Il meglio del turismo business&leisure

i-am LAB
Blog detail
3010

Inaugurato a Bari i-am LAB, laboratorio di Alta Formazione per la Meeting Industry

Il primo incontro sul tema: Come attrarre l’incoming dalla Cina

 

i am LAB_1 Carlotta Trevisan_2

Cos’è i-am LAB

Si tratta di un laboratorio nazionale di Alta Formazione per l’industria dei congressi ed eventi che si trova a Bari, ideato e realizzato da Meet In Action - MIA, la rete d’imprese italiana nel settore MICE, e in grado di proporre un’offerta formativa specialistica sugli argomenti topici della professione. I principi ai quali ispira la propria attività sono: pratica, interattività ed esperienza. Nei prossimi anni la sfida italiana del business travel sarà quella di dare un forte impulso ai flussi turistici internazionali e vincere la competizione con i paesi leader del MICE mondiale: è questo lo scenario in cui si muove i-am LAB, che offre una formazione orientata soprattutto al metodo learning-by-doing.

“Come attrarre l’incoming dalla Cina”

Lo scorso 27 ottobre si è svolto presso le sue sale l’incontro sul tema Come attrarre l’incoming dalla Cina, il primo di i-am LAB, che vanta inoltre il patrocinio di Confindustria Puglia, Federcongressi, Pugliapromozione e MPI Italia Chapter. Si è trattato del primo di una serie di incontri che si terranno in giro per l’Italia. 

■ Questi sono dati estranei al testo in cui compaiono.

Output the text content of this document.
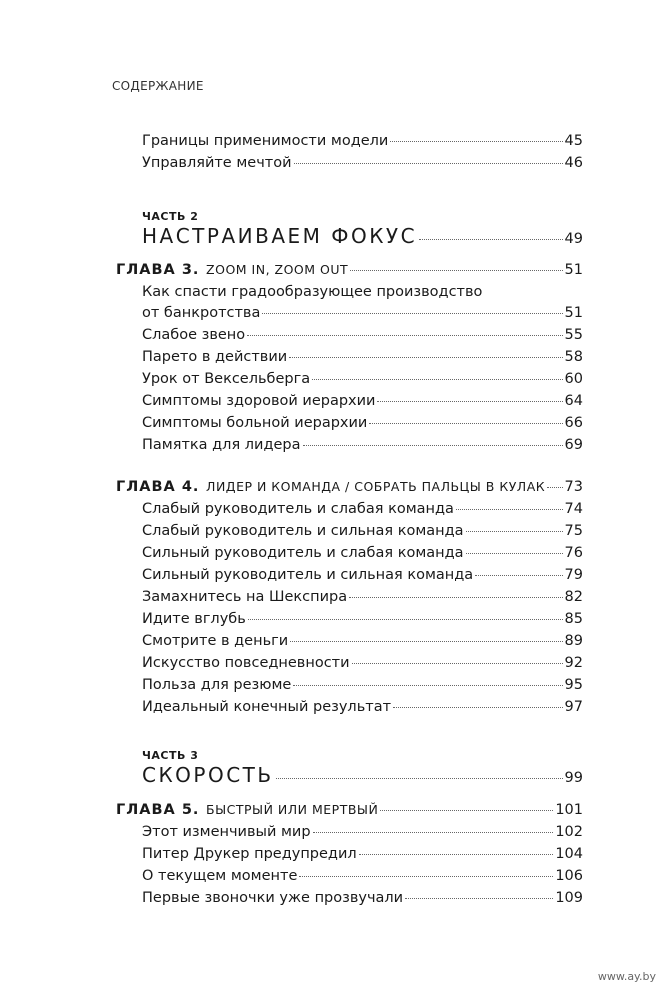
СОДЕРЖАНИЕ
Границы применимости модели	45
Управляйте мечтой	46
ЧАСТЬ 2
НАСТРАИВАЕМ ФОКУС	49
ГЛАВА 3. ZOOM IN, ZOOM OUT	51
Как спасти градообразующее производство
от банкротства	51
Слабое звено	55
Парето в действии	58
Урок от Вексельберга	60
Симптомы здоровой иерархии	64
Симптомы больной иерархии	66
Памятка для лидера	69
ГЛАВА 4. ЛИДЕР И КОМАНДА / СОБРАТЬ ПАЛЬЦЫ В КУЛАК 73
Слабый руководитель и слабая команда	74
Слабый руководитель и сильная команда	75
Сильный руководитель и слабая команда	76
Сильный руководитель и сильная команда	79
Замахнитесь на Шекспира	82
Идите вглубь	85
Смотрите в деньги	89
Искусство повседневности	92
Польза для резюме	95
Идеальный конечный результат	97
ЧАСТЬ 3
СКОРОСТЬ	99
ГЛАВА 5. БЫСТРЫЙ ИЛИ МЕРТВЫЙ	101
Этот изменчивый мир	102
Питер Друкер предупредил	104
О текущем моменте	106
Первые звоночки уже прозвучали	109
www.ay.by
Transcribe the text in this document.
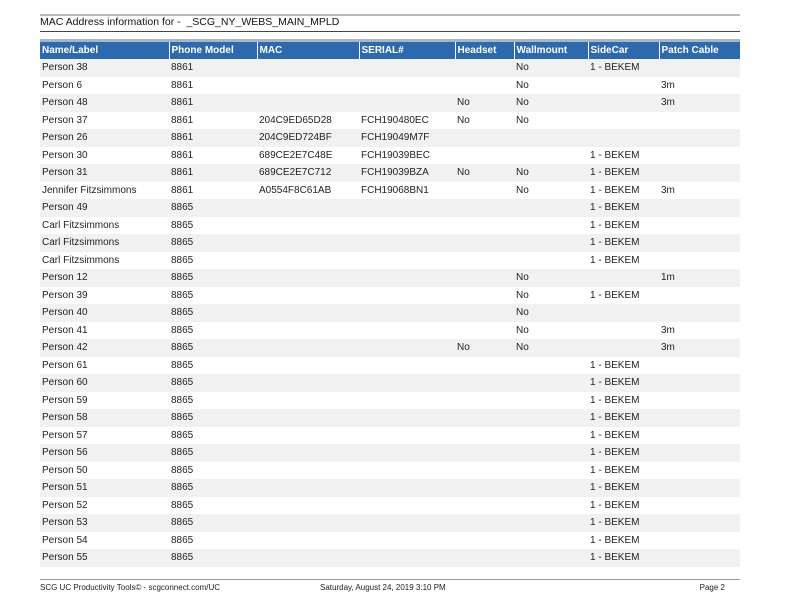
MAC Address information for -  _SCG_NY_WEBS_MAIN_MPLD
Name/Label	Phone Model	MAC	SERIAL#	Headset	Wallmount	SideCar	Patch Cable
Person 38	8861				No	1 - BEKEM	
Person 6	8861				No		3m
Person 48	8861			No	No		3m
Person 37	8861	204C9ED65D28	FCH190480EC	No	No		
Person 26	8861	204C9ED724BF	FCH19049M7F				
Person 30	8861	689CE2E7C48E	FCH19039BEC			1 - BEKEM	
Person 31	8861	689CE2E7C712	FCH19039BZA	No	No	1 - BEKEM	
Jennifer Fitzsimmons	8861	A0554F8C61AB	FCH19068BN1		No	1 - BEKEM	3m
Person 49	8865					1 - BEKEM	
Carl Fitzsimmons	8865					1 - BEKEM	
Carl Fitzsimmons	8865					1 - BEKEM	
Carl Fitzsimmons	8865					1 - BEKEM	
Person 12	8865				No		1m
Person 39	8865				No	1 - BEKEM	
Person 40	8865				No		
Person 41	8865				No		3m
Person 42	8865			No	No		3m
Person 61	8865					1 - BEKEM	
Person 60	8865					1 - BEKEM	
Person 59	8865					1 - BEKEM	
Person 58	8865					1 - BEKEM	
Person 57	8865					1 - BEKEM	
Person 56	8865					1 - BEKEM	
Person 50	8865					1 - BEKEM	
Person 51	8865					1 - BEKEM	
Person 52	8865					1 - BEKEM	
Person 53	8865					1 - BEKEM	
Person 54	8865					1 - BEKEM	
Person 55	8865					1 - BEKEM	
SCG UC Productivity Tools© - scgconnect.com/UC	Saturday, August 24, 2019 3:10 PM	Page 2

All’incontro è intervenuta, Carlotta Trevisan, docente di cultura cinese ed esperta di turismo cinese che ha sottolineato: “La Cina è il più grande mercato del turismo sia in termini di spesa che di numero di viaggi verso l’estero. I cinesi hanno cominciato a viaggiare solo dal 1999, quando il Governo della Repubblica Popolare Cinese ha concesso ai paesi che ne facevano richiesta i certificati Ads, Destinazione turistica approvata. L’italia ha richiesto l’Ads solo nel 2004. Eppure è il paese non asiatico più gettonato dai turisti cinesi dopo gli Stati Uniti, occupando il decimo posto nella classifica delle destinazioni più visitate, laddove nei primi otto posti troviamo paesi asiatici. La Cina è il paese che ha speso di più in turismo al mondo, con un aumento del 5% su base annua; nel 2012 sono stati 83 milioni i turisti cinesi nel mondo, diventati ben 143 milioni nel 2017. Se si pensa che ad oggi solo il 7% della popolazione cinese ha un visto turistico sul passaporto, per la maggior parte delle regioni costiere della Cina, capiamo che oltre il 90% della popolazione della Cina non ha ancora viaggiato: un potenziale immenso al quale l’Italia guarda finalmente con interesse nell’anno del turismo UE-Cina 2018; un’opportunità unica per promuovere il turismo sostenibile, con l’obiettivo di far crescere del 10% l’anno il numero di turisti cinesi e concludere accordi di partenariato fra imprese UE e cinesi”.

Curiosità sui turisti cinesi

Se un tempo lo shopping era il vero interesse per i cinesi più abbienti e per la fascia medio bassa il costo del viaggio faceva la differenza, oggi troviamo come motivazioni principali il leisure, seguito dal food e dai parchi a tema, mentre il costo è meno importante; determinante per i cinesi è poter pagare on line. Sono turisti che spendono: lo scontrino medio di un turista cinese su acquisti da esercizi commerciali, escluso strutture ricettive e trasporti, secondo le statistiche di Global Blue, è addirittura di 1.738 euro.

Sebbene viaggino da poco, si possono già individuare tre generazioni di viaggiatori cinesi che al momento ancora coesistono: la prima è costituita dai turisti “mordi e fuggi” che viaggiano in grandi gruppi e vogliono vedere tanti posti in poco tempo; sono generalmente di livello medio basso e non parlano l’inglese. La seconda è una generazione social, intorno ai quarant’anni, che conosce l’inglese, anche apprezza depliant e menù anche in cinese. La terza generazione di turisti cinesi, la più giovane, vuole poter creare il suo viaggio da sé, non ama i pacchetti: desidera vivere un’esperienza in luoghi poco conosciuti, più autentici; viaggia in famiglia e in genere offre il viaggio ai genitori.

Per questi turisti cinesi è molto importante non solo trovare e costruire la propria esperienza di viaggio on line e poi raccontarla sui social, ma poter pagare on line con Alipay” ha affermato Trevisan: operatori turistici e organizzatori di congressi ed eventi sono avvertiti. Occorre inoltre essere visibili all’utente diretto cinese con un buon marketing on line in cinese e ben indicizzato”.